Nicolas may be an enthusiast but he’s also a realist – “Open source is professionally and intellectually a very rewarding experience but the reality is that alone it didn’t push us forward as fast as we needed.
“At some point there is the necessity to make a living and one way towards that has been to publicise design work that I have been undertaking outside of the racing and automotive areas.
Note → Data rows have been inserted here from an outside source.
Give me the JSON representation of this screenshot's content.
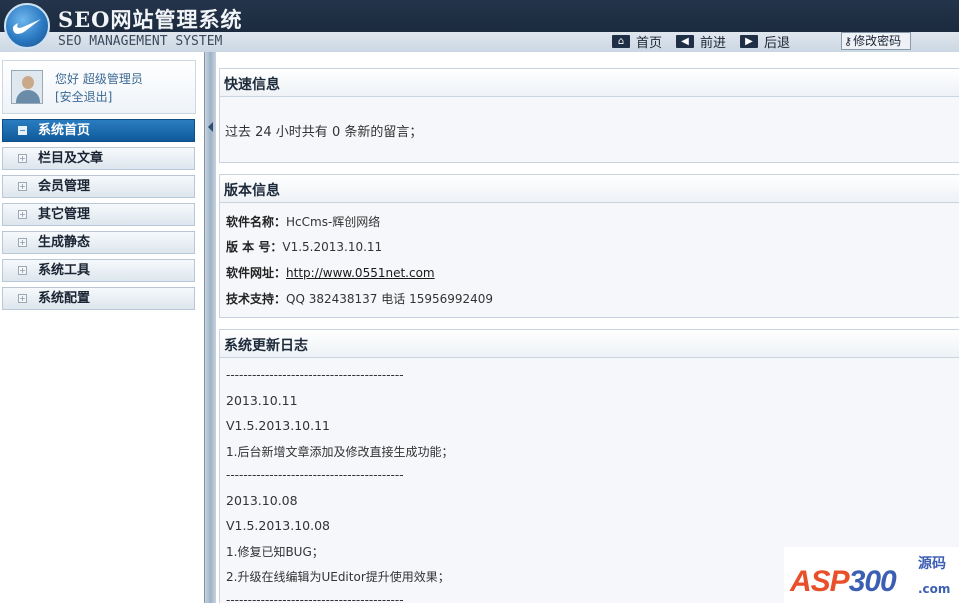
{
  "header": {
    "title_cn": "SEO网站管理系统",
    "title_en": "SEO MANAGEMENT SYSTEM",
    "nav": [
      {
        "label": "首页",
        "icon": "home-icon"
      },
      {
        "label": "前进",
        "icon": "arrow-left-icon"
      },
      {
        "label": "后退",
        "icon": "arrow-right-icon"
      }
    ],
    "change_password": "修改密码"
  },
  "sidebar": {
    "greeting": "您好 超级管理员",
    "logout": "[安全退出]",
    "menu": [
      {
        "label": "系统首页",
        "active": true
      },
      {
        "label": "栏目及文章",
        "active": false
      },
      {
        "label": "会员管理",
        "active": false
      },
      {
        "label": "其它管理",
        "active": false
      },
      {
        "label": "生成静态",
        "active": false
      },
      {
        "label": "系统工具",
        "active": false
      },
      {
        "label": "系统配置",
        "active": false
      }
    ]
  },
  "quick": {
    "title": "快速信息",
    "text": "过去 24 小时共有 0 条新的留言；"
  },
  "version": {
    "title": "版本信息",
    "rows": [
      {
        "label": "软件名称：",
        "value": "HcCms-辉创网络"
      },
      {
        "label": "版 本 号：",
        "value": "V1.5.2013.10.11"
      },
      {
        "label": "软件网址：",
        "value": "http://www.0551net.com"
      },
      {
        "label": "技术支持：",
        "value": "QQ 382438137 电话 15956992409"
      }
    ]
  },
  "updates": {
    "title": "系统更新日志",
    "lines": [
      "-----------------------------------------",
      "2013.10.11",
      "V1.5.2013.10.11",
      "1.后台新增文章添加及修改直接生成功能；",
      "-----------------------------------------",
      "2013.10.08",
      "V1.5.2013.10.08",
      "1.修复已知BUG；",
      "2.升级在线编辑为UEditor提升使用效果；",
      "-----------------------------------------"
    ]
  },
  "watermark": {
    "asp": "ASP",
    "num": "300",
    "tag": "源码",
    "domain": ".com"
  }
}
The first iterations of this can be found on the Perrinn website as ‘The Perrin Collection’
That’s not to say though that the LMP1 project is dead – far from it!
“We looked at crowdfunding in the early considerations of how to press on with the project but it is fair to say that I have been impressed with what has been achieved by the Project Brabham guys – They’ve made a splash, made some money and it will give them a great calling card – We’re going to give that a try too.”
Indeed they are, and the effort is already online
The second major change came a few days after our initial conversation about crowdfunding and focused on support which has emerged from a Brazilian group headed by ex composites magnate Patrick Choate that aims to help progress the LMP1 programme through a film documentary.
“They have been looking for a racing programme for a while and clearly they see something in what we are doing that appeals.
“We aren’t a well funded factory effort working through a list of problems, we’re starting with a blank sheet of paper (or more likely a blank computer screen!). From that start we have achieved a great deal in the design and theoretical areas but now we need to progress towards reality.
“Our Brazilian friends are realists too, theres a long way to go, but the timescales we, and they, have set for ourselves are perfectly sensible.
“We aren’t on the grid yet, but the feeling in the camp is that we are now taking steps towards it.